Timeline: Where did Wake County’s newest COVID-19 patients go, and when?


RALEIGH, N.C. (WNCN) – Wake County said the latest five people who tested positive for COVID-19 didn’t start showing symptoms until two days after a Biogen conference in Boston. They’re providing a timeline for where they were in our area and when.

They said on Feb. 29, one of them voted early at Millbrook Exchange Community Center in Raleigh.

“It makes me want to turn around and not use the bathroom, use the facility,” September Gee said.

“Everybody is in high alert, of course. And now that there’s five more, that is going to get everyone kind of in an uproar,” Nicole Luna added.

Then from March 2-5, those infected went to work at the Biogen offices in Research Triangle Park. The company is having its employees and contractors work from home. Also during that timeframe, these people traveled between Raleigh-Durham International Airport and Boston.

“No concerns at all. Yup, I feel comfortable traveling and I’ve been traveling for several weeks now. No issues,” said Patrick Pettit, who traveled through RDU.

“I’ve been washing my hands, as much as possible. Just trying to be sensible about how I’m traveling,” Grainne Coogin who travelled through RDU said.

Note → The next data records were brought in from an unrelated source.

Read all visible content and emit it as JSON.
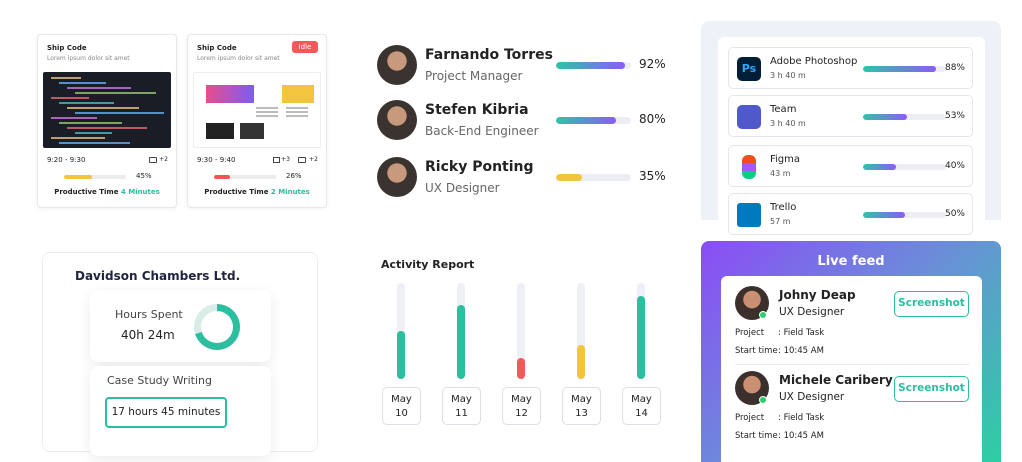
{
  "ship_cards": [
    {
      "title": "Ship Code",
      "subtitle": "Lorem ipsum dolor sit amet",
      "time": "9:20 - 9:30",
      "count": "+2",
      "progress": {
        "value": 45,
        "label": "45%"
      },
      "color": "#f5c242",
      "productive_label": "Productive Time",
      "productive_value": "4 Minutes"
    },
    {
      "title": "Ship Code",
      "badge": "Idle",
      "subtitle": "Lorem ipsum dolor sit amet",
      "time": "9:30 - 9:40",
      "screens": "+3",
      "count": "+2",
      "progress": {
        "value": 26,
        "label": "26%"
      },
      "color": "#f05454",
      "productive_label": "Productive Time",
      "productive_value": "2 Minutes"
    }
  ],
  "people": [
    {
      "name": "Farnando Torres",
      "role": "Project Manager",
      "progress": {
        "value": 92,
        "label": "92%"
      },
      "color": "gradient"
    },
    {
      "name": "Stefen Kibria",
      "role": "Back-End Engineer",
      "progress": {
        "value": 80,
        "label": "80%"
      },
      "color": "gradient"
    },
    {
      "name": "Ricky Ponting",
      "role": "UX Designer",
      "progress": {
        "value": 35,
        "label": "35%"
      },
      "color": "#f3c53f"
    }
  ],
  "apps": [
    {
      "name": "Adobe Photoshop",
      "icon": "Ps",
      "time": "3 h 40 m",
      "usage": {
        "value": 88,
        "label": "88%"
      }
    },
    {
      "name": "Team",
      "time": "3 h 40 m",
      "usage": {
        "value": 53,
        "label": "53%"
      }
    },
    {
      "name": "Figma",
      "time": "43 m",
      "usage": {
        "value": 40,
        "label": "40%"
      }
    },
    {
      "name": "Trello",
      "time": "57 m",
      "usage": {
        "value": 50,
        "label": "50%"
      }
    }
  ],
  "client": {
    "title": "Davidson Chambers Ltd.",
    "hours_label": "Hours Spent",
    "hours_value": "40h 24m",
    "progress": 70,
    "task": "Case Study Writing",
    "task_time": "17 hours 45 minutes"
  },
  "activity": {
    "title": "Activity Report",
    "max": 100,
    "days": [
      {
        "month": "May",
        "day": "10",
        "value": 50,
        "color": "#2bbfa0"
      },
      {
        "month": "May",
        "day": "11",
        "value": 77,
        "color": "#2bbfa0"
      },
      {
        "month": "May",
        "day": "12",
        "value": 22,
        "color": "#f25a5a"
      },
      {
        "month": "May",
        "day": "13",
        "value": 35,
        "color": "#f3c53f"
      },
      {
        "month": "May",
        "day": "14",
        "value": 86,
        "color": "#2bbfa0"
      }
    ]
  },
  "live_feed": {
    "title": "Live feed",
    "entries": [
      {
        "name": "Johny Deap",
        "role": "UX Designer",
        "button": "Screenshot",
        "project_label": "Project",
        "project": ": Field Task",
        "start_label": "Start time",
        "start": ": 10:45 AM"
      },
      {
        "name": "Michele Caribery",
        "role": "UX Designer",
        "button": "Screenshot",
        "project_label": "Project",
        "project": ": Field Task",
        "start_label": "Start time",
        "start": ": 10:45 AM"
      }
    ]
  }
}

On March 4, the county said one of them ate at Zest Café and Home Art on Six Forks Road in Raleigh.

“We’re in the process of bleaching and sanitizing,” Zest owner Ben Swirsky said.

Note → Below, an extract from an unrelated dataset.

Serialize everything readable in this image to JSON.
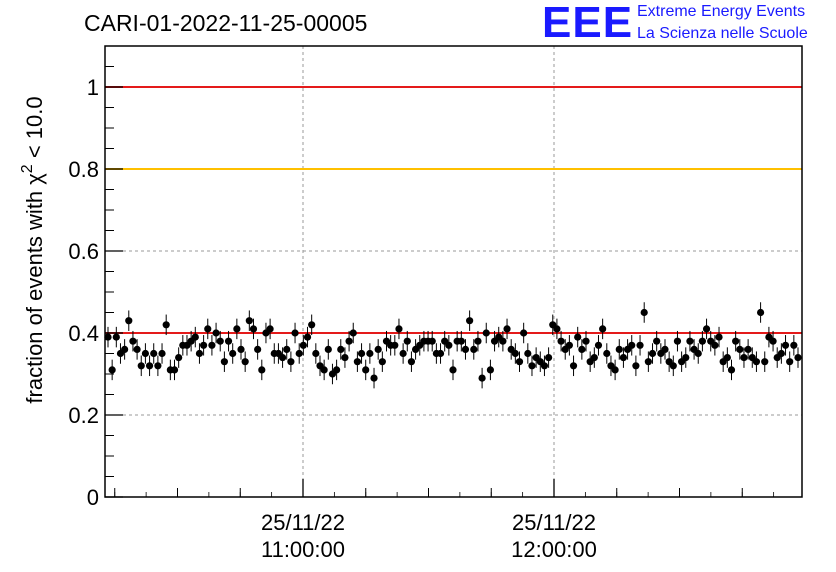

Swirsky and his wife said they learned of the situation Tuesday afternoon. The family-owned business immediately closed and started cleaning. They’ve also hired an outside company to professionally clean the place.

“We’re going to do our absolute most in our power to make sure everything has been cleaned, sanitized, bleached,” Swirsky said.

Zest was cleaned and reopened by Thursday.

“We believe we are the cleanest restaurant in Raleigh and are grateful for all the community support we have received so thus far,” Swirsky said.

Wake County is only sharing the names of places where there was an increased risk of public exposure. The CDC is defining close contact as being within six feet of someone infected for at least 10 minutes.